Structured Sparse Learning

We are interested in classification and regression tasks (or in fact, generalized linear models) in which the output variables can be well predicted using a small (but unknown) subset of variables among a large candidate set of explanatory variables (or basis functions). Moreover the predicted variables are known to vary ‘smoothly’ as a function of the input variables. A typical application in medical imaging is to regress activated brain regions in functional MRI. In that case, smooth could be synonymous to ‘contiguous’. As for me, the real-world application was to regress sparse multiscale representations of (physically plausible) displacement fields for medical image registration.

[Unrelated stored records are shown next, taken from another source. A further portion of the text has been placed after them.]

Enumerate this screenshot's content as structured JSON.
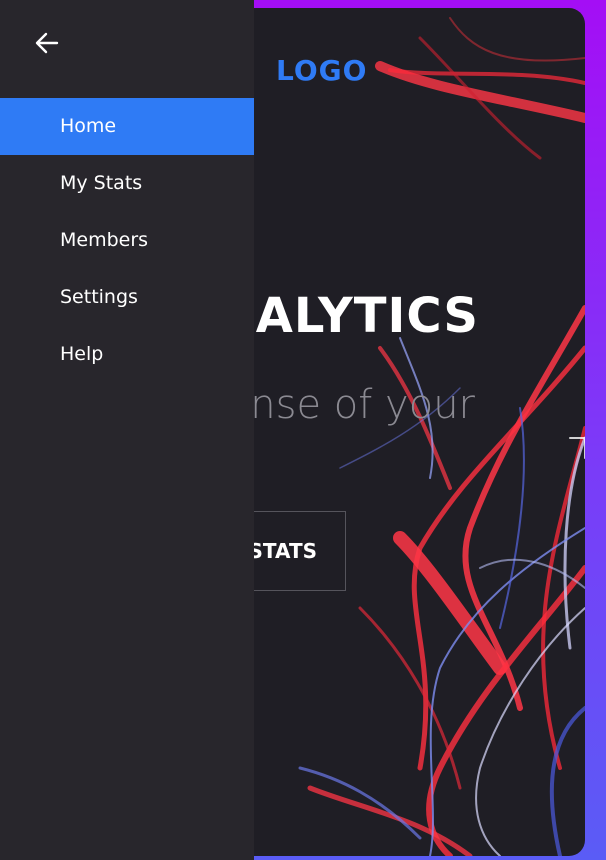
{
  "header": {
    "logo": "LOGO"
  },
  "hero": {
    "title": "ANALYTICS",
    "subtitle": "Make sense of your",
    "button_label": "MY STATS"
  },
  "drawer": {
    "back_icon": "arrow-left-icon",
    "items": [
      {
        "label": "Home",
        "active": true
      },
      {
        "label": "My Stats",
        "active": false
      },
      {
        "label": "Members",
        "active": false
      },
      {
        "label": "Settings",
        "active": false
      },
      {
        "label": "Help",
        "active": false
      }
    ]
  },
  "colors": {
    "accent": "#2f7bf5",
    "drawer_bg": "#28262c",
    "card_bg": "#1f1e25",
    "frame_gradient_top": "#a40ef5",
    "frame_gradient_bottom": "#5a5cf6"
  }
}
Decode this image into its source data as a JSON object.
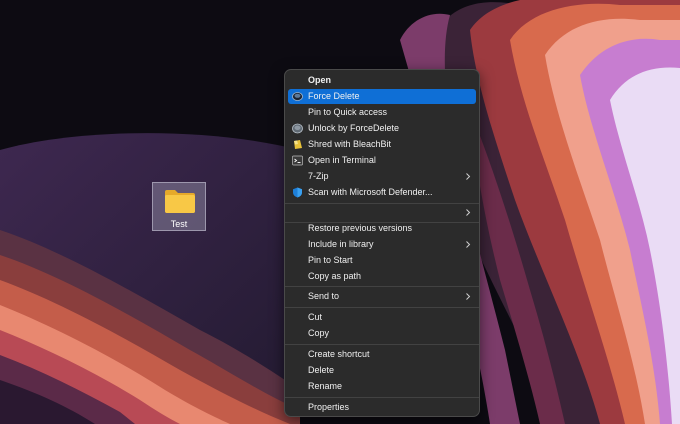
{
  "desktop": {
    "folder_label": "Test"
  },
  "context_menu": {
    "items": [
      {
        "label": "Open",
        "icon": "none",
        "bold": true
      },
      {
        "label": "Force Delete",
        "icon": "force-delete-icon",
        "highlighted": true
      },
      {
        "label": "Pin to Quick access",
        "icon": "none"
      },
      {
        "label": "Unlock by ForceDelete",
        "icon": "unlock-icon"
      },
      {
        "label": "Shred with BleachBit",
        "icon": "bleachbit-icon"
      },
      {
        "label": "Open in Terminal",
        "icon": "terminal-icon"
      },
      {
        "label": "7-Zip",
        "icon": "none",
        "submenu": true
      },
      {
        "label": "Scan with Microsoft Defender...",
        "icon": "defender-shield-icon"
      },
      {
        "label": "",
        "icon": "none",
        "submenu": true
      },
      {
        "label": "Restore previous versions",
        "icon": "none"
      },
      {
        "label": "Include in library",
        "icon": "none",
        "submenu": true
      },
      {
        "label": "Pin to Start",
        "icon": "none"
      },
      {
        "label": "Copy as path",
        "icon": "none"
      },
      {
        "label": "Send to",
        "icon": "none",
        "submenu": true
      },
      {
        "label": "Cut",
        "icon": "none"
      },
      {
        "label": "Copy",
        "icon": "none"
      },
      {
        "label": "Create shortcut",
        "icon": "none"
      },
      {
        "label": "Delete",
        "icon": "none"
      },
      {
        "label": "Rename",
        "icon": "none"
      },
      {
        "label": "Properties",
        "icon": "none"
      }
    ]
  },
  "colors": {
    "menu_background": "#2b2b2b",
    "highlight": "#0f6fd6",
    "folder_yellow": "#f8c846"
  }
}
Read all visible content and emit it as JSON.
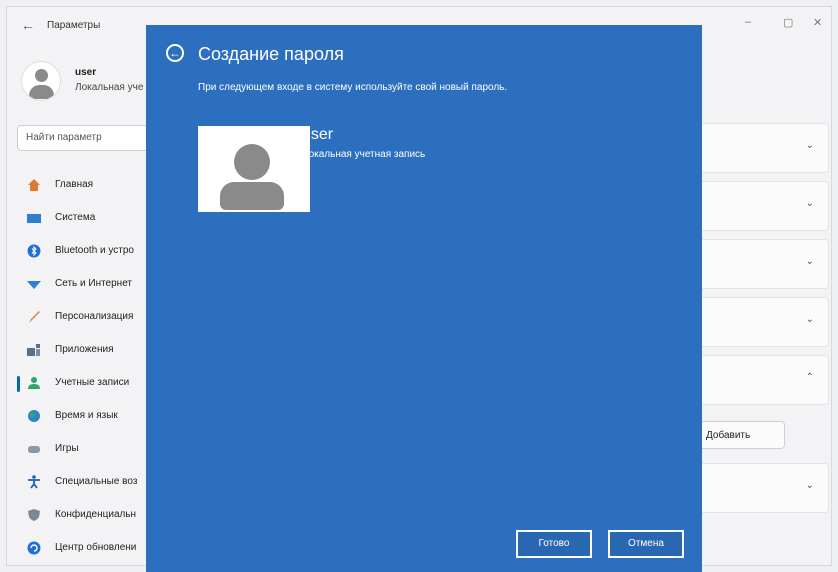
{
  "window": {
    "back_glyph": "←",
    "title": "Параметры",
    "controls": [
      "–",
      "▢",
      "✕"
    ]
  },
  "user": {
    "name": "user",
    "type_truncated": "Локальная уче"
  },
  "search": {
    "placeholder": "Найти параметр"
  },
  "sidebar": {
    "items": [
      {
        "label": "Главная",
        "icon": "home-icon"
      },
      {
        "label": "Система",
        "icon": "system-icon"
      },
      {
        "label": "Bluetooth и устро",
        "icon": "bluetooth-icon"
      },
      {
        "label": "Сеть и Интернет",
        "icon": "network-icon"
      },
      {
        "label": "Персонализация",
        "icon": "brush-icon"
      },
      {
        "label": "Приложения",
        "icon": "apps-icon"
      },
      {
        "label": "Учетные записи",
        "icon": "accounts-icon",
        "active": true
      },
      {
        "label": "Время и язык",
        "icon": "globe-icon"
      },
      {
        "label": "Игры",
        "icon": "gamepad-icon"
      },
      {
        "label": "Специальные воз",
        "icon": "accessibility-icon"
      },
      {
        "label": "Конфиденциальн",
        "icon": "shield-icon"
      },
      {
        "label": "Центр обновлени",
        "icon": "update-icon"
      }
    ]
  },
  "background_panel": {
    "add_label": "Добавить",
    "chevrons": [
      "⌄",
      "⌄",
      "⌄",
      "⌄",
      "⌃",
      "⌄"
    ]
  },
  "dialog": {
    "back_glyph": "←",
    "title": "Создание пароля",
    "subtitle": "При следующем входе в систему используйте свой новый пароль.",
    "account_name": "user",
    "account_type": "Локальная учетная запись",
    "done_label": "Готово",
    "cancel_label": "Отмена"
  },
  "colors": {
    "dialog_bg": "#2d6fbf",
    "accent": "#0067c0"
  }
}
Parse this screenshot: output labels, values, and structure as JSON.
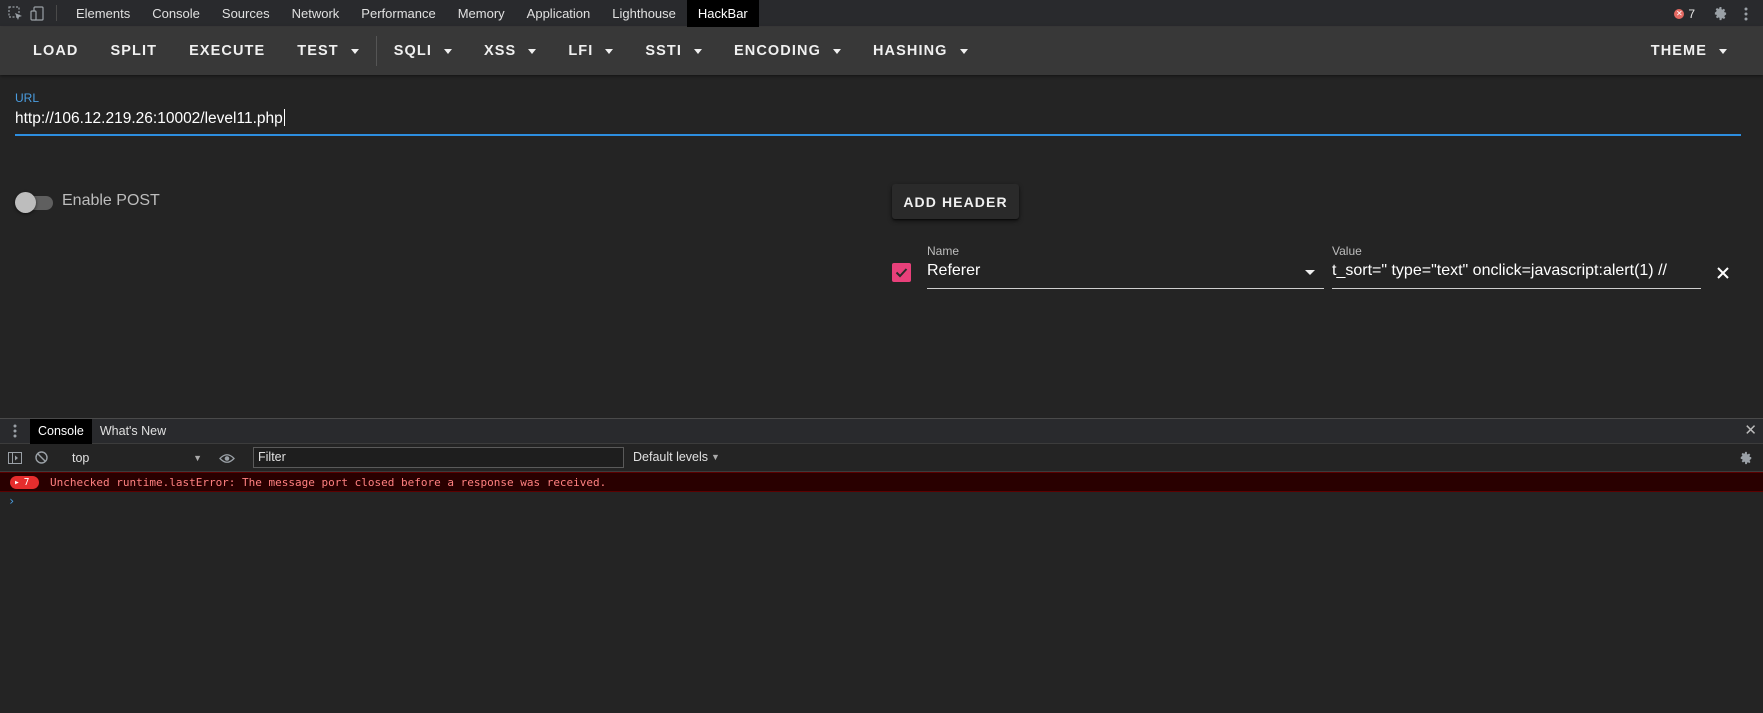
{
  "devtools": {
    "tabs": [
      "Elements",
      "Console",
      "Sources",
      "Network",
      "Performance",
      "Memory",
      "Application",
      "Lighthouse",
      "HackBar"
    ],
    "active_tab": "HackBar",
    "error_count": "7",
    "icons": [
      "inspect-icon",
      "device-toolbar-icon",
      "error-icon",
      "gear-icon",
      "more-vert-icon"
    ]
  },
  "hackbar": {
    "toolbar": {
      "load": "LOAD",
      "split": "SPLIT",
      "execute": "EXECUTE",
      "test": "TEST",
      "sqli": "SQLI",
      "xss": "XSS",
      "lfi": "LFI",
      "ssti": "SSTI",
      "encoding": "ENCODING",
      "hashing": "HASHING",
      "theme": "THEME"
    },
    "url": {
      "label": "URL",
      "value": "http://106.12.219.26:10002/level11.php"
    },
    "enable_post": {
      "label": "Enable POST",
      "enabled": false
    },
    "add_header_label": "ADD HEADER",
    "header": {
      "enabled": true,
      "name_label": "Name",
      "name_value": "Referer",
      "value_label": "Value",
      "value_value": "t_sort=\" type=\"text\" onclick=javascript:alert(1) //"
    },
    "accent_color": "#2d8ee0",
    "checkbox_color": "#e8407a"
  },
  "console_drawer": {
    "tabs": [
      "Console",
      "What's New"
    ],
    "active_tab": "Console",
    "context": "top",
    "filter_placeholder": "Filter",
    "levels": "Default levels",
    "messages": [
      {
        "level": "error",
        "count": "7",
        "text": "Unchecked runtime.lastError: The message port closed before a response was received."
      }
    ],
    "prompt": "›"
  }
}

We investigate strongly sparse Bayesian priors that combine a structured Gaussian part (the probabilistic counterpart of Tikhonov regularization) and a point mass whenever a variable is ‘inactive’. The model relates to Spike-&-Slab and to ARD priors. It generalizes Mike Tipping’s sparse Bayesian model of RVM. The RVM (under a specific inference scheme, type-II ML) is also a form of (degenerate) sparse Gaussian process. We pursue two approaches for inference under such models: a generalized variational Bayes (fast) inference scheme (that can be seen as an extension of Tipping’s scheme), and a reversible jump (not as fast?) MCMC approach. Interestingly, the former does tend to give good estimates of the mean but as expected, often inconsistent estimates of uncertainty. We looked into the root causes for such behaviour – it is linked to the choice of variational approximation, which does open future avenues to correct this behaviour within a fast VB inference scheme.